早河シリーズ序章【白昼夢】スピンオフ
「そうだ。あのね、晴……。蒼汰のことは聞いてたからもしかしたらとは思ったんだけどぉ」

 ミウがフリンジのついたボヘミアンテイストのバッグから、ハートが表紙の分厚い手帳を取り出した。

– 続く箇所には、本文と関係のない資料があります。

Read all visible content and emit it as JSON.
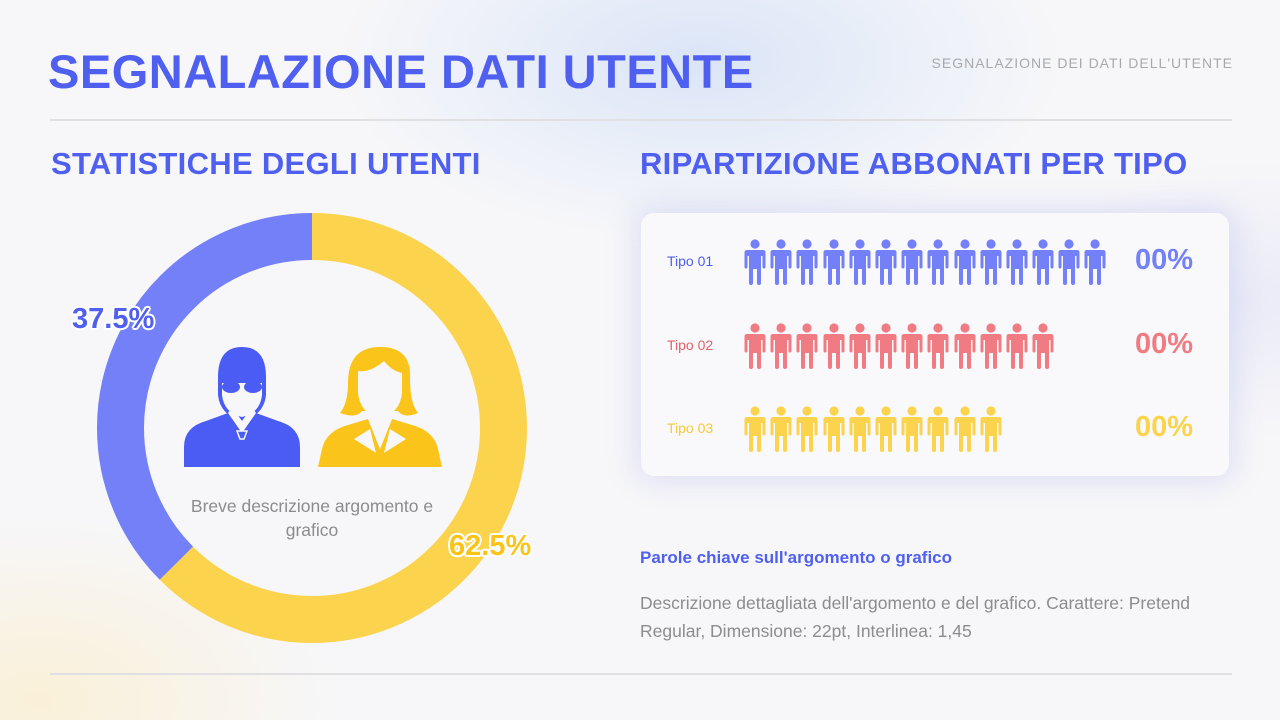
{
  "header": {
    "title": "SEGNALAZIONE DATI UTENTE",
    "subtitle": "SEGNALAZIONE DEI DATI DELL'UTENTE"
  },
  "left_section": {
    "title": "STATISTICHE DEGLI UTENTI",
    "description": "Breve descrizione argomento e grafico",
    "icons": [
      "male-user-icon",
      "female-user-icon"
    ]
  },
  "right_section": {
    "title": "RIPARTIZIONE ABBONATI PER TIPO",
    "rows": [
      {
        "label": "Tipo 01",
        "count": 14,
        "value": "00%",
        "color": "#7380f7",
        "label_color": "#4f5ff0"
      },
      {
        "label": "Tipo 02",
        "count": 12,
        "value": "00%",
        "color": "#f07b82",
        "label_color": "#e0636c"
      },
      {
        "label": "Tipo 03",
        "count": 10,
        "value": "00%",
        "color": "#fcd34c",
        "label_color": "#f8c934"
      }
    ],
    "keywords_title": "Parole chiave sull'argomento o grafico",
    "keywords_description": "Descrizione dettagliata dell'argomento e del grafico. Carattere: Pretend Regular, Dimensione: 22pt, Interlinea: 1,45"
  },
  "colors": {
    "accent": "#4f5ff0",
    "donut_blue": "#7380f7",
    "donut_yellow": "#fcd34c",
    "male_icon": "#4b5cf5",
    "female_icon": "#fbc41a",
    "text_gray": "#8c8c90"
  },
  "chart_data": [
    {
      "type": "pie",
      "subtype": "donut",
      "title": "STATISTICHE DEGLI UTENTI",
      "categories": [
        "Uomini",
        "Donne"
      ],
      "values": [
        37.5,
        62.5
      ],
      "labels": [
        "37.5%",
        "62.5%"
      ],
      "colors": [
        "#7380f7",
        "#fcd34c"
      ],
      "legend": "icons in center (male blue, female yellow)"
    },
    {
      "type": "bar",
      "subtype": "pictogram",
      "title": "RIPARTIZIONE ABBONATI PER TIPO",
      "categories": [
        "Tipo 01",
        "Tipo 02",
        "Tipo 03"
      ],
      "values": [
        14,
        12,
        10
      ],
      "value_labels": [
        "00%",
        "00%",
        "00%"
      ],
      "colors": [
        "#7380f7",
        "#f07b82",
        "#fcd34c"
      ],
      "unit": "person icons"
    }
  ]
}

「蒼汰をハメたエリカって女、ウルフショートの金髪なんでしょ?」
『そうらしい。でもそんな女腐るほどいるよなぁ。金髪ショート流行ってるし』
「うん。だからミウもあんまり気にしてなかったの。でも最近プリ交換した友達のプリにウルフの金髪の子がいたんだ。……あった! この子。名前はエリカじゃないし、蒼汰の事件とは関係ないかなぁ。こっちのRenaがミウの友達ね」

 手帳の中身は長方形のプリクラでぎっしり埋め尽くされていた。

ミウはプリクラ帳のページを広げ、立体的なハイビスカスの飾りがついたスカルプチュアの爪で、あるプリクラを指差した。

 晴は目を凝らしてミウが指差すプリクラを見る。プリクラには二人の女が写っていた。

ウルフの金髪の女と茶髪セミロングの女。
らくがきで名前が書いてあり、Renaと書かれた茶髪セミロングの女がミウの友達らしい。




※プリクラ機やプリクラ帳、プリクラ交換の文化は『2002年当時』の時代背景で描写しており、現在のプリクラ文化とは大きく異なります。